The present may not mirror the past and it is a rude jolt to awaken to the reality of West Indian cricket no longer being a dominant force, the odd success, especially in T-20 cricket, notwithstanding. Yet, I know of no one, especially of a generation that followed cricket closely from the sixties, who does not hope and fervently wish for a revival of that past that symbolized the best attributes of cricket and sports.
In my early memories of cricket, the line, “the bowler is finding for himself how difficult it is to bowl to Sobers in this mood” from the BBC Test match special, still resonates in my ears, though the event took place in 1974. Gary Sobers then was almost a shadow of himself being in the twilight of his career, but his awesome legacy was taken forward by the likes of Clive Lloyd, Viv Richards, Brian Lara and a torrent of fast bowlers who could flatten the best team without batting an eyelid.
Among this great tribe, Richards, called the “Smokin Joe” for his intimidating boxer like physique, was the ultimate in combining arrogance with grace and power with delicacy, reminding the best of bowlers with his audacious strokes, who is the master. Wasim Akram, among the all-time best fast bowlers in the world, summed up Richards in these lines: “When you ran up to bowl to him, you feared humiliation as he could hit even the best ball of your life, even on the most difficult track, out of the park with complete nonchalance.”

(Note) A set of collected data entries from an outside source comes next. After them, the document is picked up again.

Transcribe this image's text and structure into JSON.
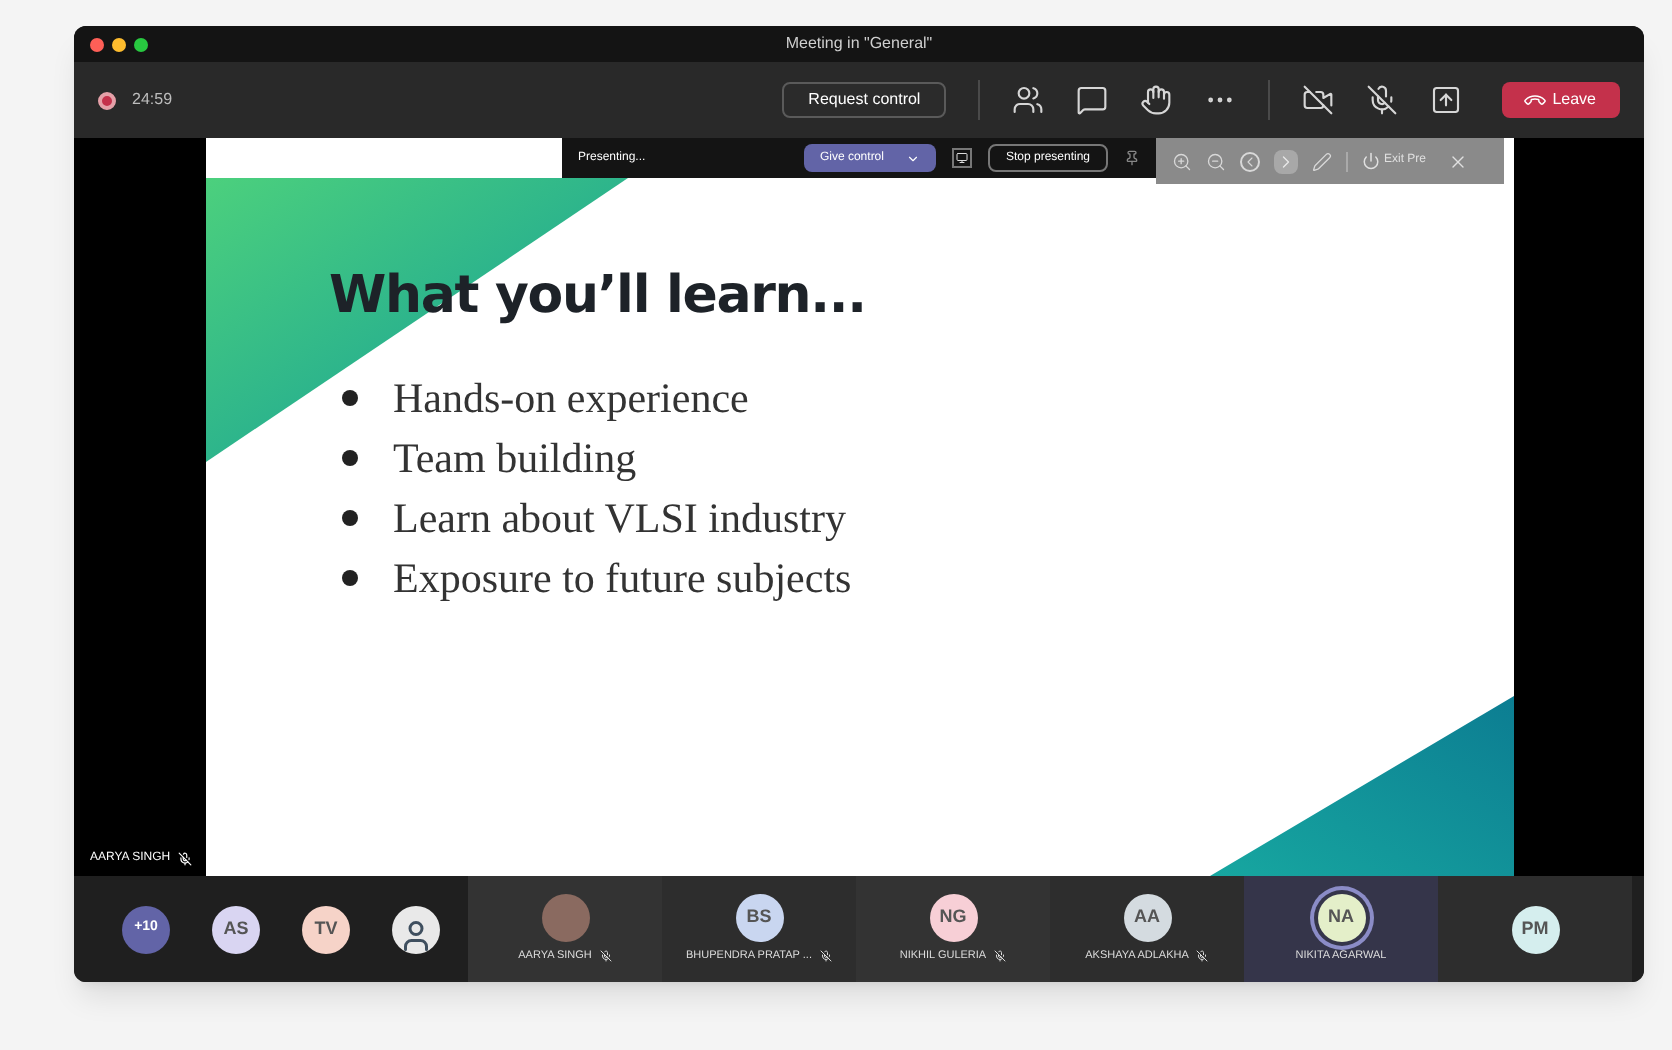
{
  "window": {
    "title": "Meeting in \"General\""
  },
  "toolbar": {
    "recording": true,
    "timer": "24:59",
    "request_control": "Request control",
    "leave": "Leave"
  },
  "presenting_bar": {
    "status": "Presenting...",
    "give_control": "Give control",
    "stop_presenting": "Stop presenting",
    "exit_label": "Exit Pre"
  },
  "slide": {
    "title": "What you’ll learn...",
    "bullets": [
      "Hands-on experience",
      "Team building",
      "Learn about VLSI industry",
      "Exposure to future subjects"
    ]
  },
  "presenter": {
    "name": "AARYA SINGH",
    "muted": true
  },
  "avatars": [
    {
      "kind": "count",
      "text": "+10",
      "color": "#6264a7"
    },
    {
      "kind": "initials",
      "text": "AS",
      "color": "#d9d5f2"
    },
    {
      "kind": "initials",
      "text": "TV",
      "color": "#f6d3c8"
    },
    {
      "kind": "photo"
    }
  ],
  "tiles": [
    {
      "kind": "photo",
      "name": "AARYA SINGH",
      "muted": true,
      "speaking": false
    },
    {
      "kind": "initials",
      "initials": "BS",
      "color": "#c9d6f0",
      "name": "BHUPENDRA PRATAP ...",
      "muted": true,
      "speaking": false
    },
    {
      "kind": "initials",
      "initials": "NG",
      "color": "#f7cfd6",
      "name": "NIKHIL GULERIA",
      "muted": true,
      "speaking": false
    },
    {
      "kind": "initials",
      "initials": "AA",
      "color": "#d4dbe0",
      "name": "AKSHAYA ADLAKHA",
      "muted": true,
      "speaking": false
    },
    {
      "kind": "initials",
      "initials": "NA",
      "color": "#e4efc9",
      "name": "NIKITA AGARWAL",
      "muted": false,
      "speaking": true
    },
    {
      "kind": "initials",
      "initials": "PM",
      "color": "#d5eeee",
      "speaking": false
    }
  ]
}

The Lloyd-Richards era was also the most productive time for the West Indies, as no other team was a patch on them, in talent, self-confidence, winning streak and above all, in providing rich entertainment to the crowd.
Just as cricket as a sport needed more teams to expand its limited base, West Indies slumped. So dramatic has been the fall that sociologists and historians are grappling to find reasons for their decline. They range from the complete collapse of colonialism, where the Black pride against their White masters no longer being a major inspiration, the influence of American sports to the rivalries among the various island nations which come together as one team for the sake of cricket.
Whatever the reasons, no follower of the game, be he in India or anywhere else, does not bemoan this fall, with a tear in his eye. Even the worst critics of T-20 cricket celebrated when the West Indies won the World Cup this year. When Dwayne Bravo sang: Chompions, chompians, we are the chompions,” with the verve and vigour only a West Indian can bring to life, the world was once again reminded of the awesome legacy of their great past and what we have missed in recent years.
Even at the risk of being called anti-national, I am sure there would be many who wouldn’t mind India losing the present series, if it leads to revival of the great tradition of West Indies cricket.